На миг обратил на нее взгляд, мрачный, страдающий, страшнее всех взглядов, обращенных к нам, встал и вышел.
«Он страдает, бедный! – прошептала она мне, слабо улыбаясь.
И тут же:
«Знаешь ли ты, что когда мы шли с ним в пещеру Крестовой долины, мне показалось, что он меня немного любит».
«Он сказал тебе что-то?»
«Нет. Но когда мы вошли в пещеру, чтобы заняться этими германскими ружьями, я немного испугалась темноты, и он взял меня за руку и повел за собой».
«Да? – спросил я, чувствуя, что ею не все сказано. – А после этого?»
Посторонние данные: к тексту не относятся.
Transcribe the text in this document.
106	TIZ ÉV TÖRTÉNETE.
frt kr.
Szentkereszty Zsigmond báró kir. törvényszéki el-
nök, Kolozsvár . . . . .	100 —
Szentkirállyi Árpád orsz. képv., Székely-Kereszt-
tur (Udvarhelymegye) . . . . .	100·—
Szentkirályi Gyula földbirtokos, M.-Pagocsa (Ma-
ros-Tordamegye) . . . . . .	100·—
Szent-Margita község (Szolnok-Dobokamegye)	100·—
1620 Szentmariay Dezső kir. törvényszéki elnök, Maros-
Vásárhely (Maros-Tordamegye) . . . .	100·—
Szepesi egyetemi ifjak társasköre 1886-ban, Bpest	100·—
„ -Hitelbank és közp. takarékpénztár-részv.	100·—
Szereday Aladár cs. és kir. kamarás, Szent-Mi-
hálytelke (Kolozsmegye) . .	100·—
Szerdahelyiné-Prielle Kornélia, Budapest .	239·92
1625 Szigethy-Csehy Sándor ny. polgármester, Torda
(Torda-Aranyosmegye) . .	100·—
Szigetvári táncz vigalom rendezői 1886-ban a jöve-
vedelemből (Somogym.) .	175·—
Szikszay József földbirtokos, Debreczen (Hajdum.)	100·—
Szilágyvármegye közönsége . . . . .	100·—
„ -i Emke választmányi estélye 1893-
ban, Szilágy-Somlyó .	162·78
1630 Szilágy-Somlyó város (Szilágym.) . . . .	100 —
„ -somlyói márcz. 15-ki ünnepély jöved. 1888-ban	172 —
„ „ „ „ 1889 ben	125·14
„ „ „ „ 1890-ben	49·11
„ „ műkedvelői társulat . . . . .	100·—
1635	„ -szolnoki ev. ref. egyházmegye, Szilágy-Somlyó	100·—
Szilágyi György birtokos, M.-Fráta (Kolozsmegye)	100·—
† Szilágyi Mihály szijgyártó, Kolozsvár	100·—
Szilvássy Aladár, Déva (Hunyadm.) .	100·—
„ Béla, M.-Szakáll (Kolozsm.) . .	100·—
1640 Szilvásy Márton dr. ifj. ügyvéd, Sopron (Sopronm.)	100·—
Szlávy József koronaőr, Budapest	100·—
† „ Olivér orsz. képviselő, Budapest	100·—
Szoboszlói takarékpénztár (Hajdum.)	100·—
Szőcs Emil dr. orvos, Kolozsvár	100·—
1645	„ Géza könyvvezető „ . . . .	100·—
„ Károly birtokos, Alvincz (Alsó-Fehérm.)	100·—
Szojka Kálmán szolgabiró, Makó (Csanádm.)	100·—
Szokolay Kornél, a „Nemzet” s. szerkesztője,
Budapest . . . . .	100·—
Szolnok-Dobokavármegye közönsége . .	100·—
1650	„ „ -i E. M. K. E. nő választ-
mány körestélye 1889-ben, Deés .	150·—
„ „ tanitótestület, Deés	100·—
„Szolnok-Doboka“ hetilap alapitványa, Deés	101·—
«Ничего. Но рука его была добра ко мне. Он вел меня, как маленькую девочку, испугавшуюся темноты. Как отец… Затем мы зажгли свечу, начали разбирать ружья и смазывать их части. Было так прекрасно там, в темноте. При пламени свечи».
«И ты ему открылась?»
«Нет. Он уже никогда не узнает об этом. Ты обещаешь мне, что он об этом никогда не узнает?»
Я обещал.
Затем у нее началось внутреннее кровотечение, которое всегда неожиданно, и всегда ожидаемо теми, кто знает все, что может произойти после операции на желудке. Айя таяла на глазах и тихо ушла из жизни.
Но в тот последний вечер, сознание ее было ясным и хватало сил вести беседу со мной и матерью, сидящей напротив. Неожиданно лицо ее скривилось от боли и побледнело. И тут она приподнялась и устремила пронзительный взгляд в лицо матери:
«Мама! – сказала она шепотом, но решительно. – Ты можешь идти!»
«Почему, Айечка?»
«Иди, мама! Я хочу остаться наедине с ним!»
Она извлекла руку из-под одеяла, и положила свою ладонь на мою. И затем, когда госпожа Фельдман вышла, обратила ко мне лицо.
«Вот, много времени нам не осталось. Сейчас надо сказать только самое важное».
«Оставь, Айя, – попросил я, – ты еще выздоровеешь и встанешь на ноги».
«Нет, нет, я чувствую, что больше не встану!»
Я молчал. Снова прошла по ее лицу гримаса страдания.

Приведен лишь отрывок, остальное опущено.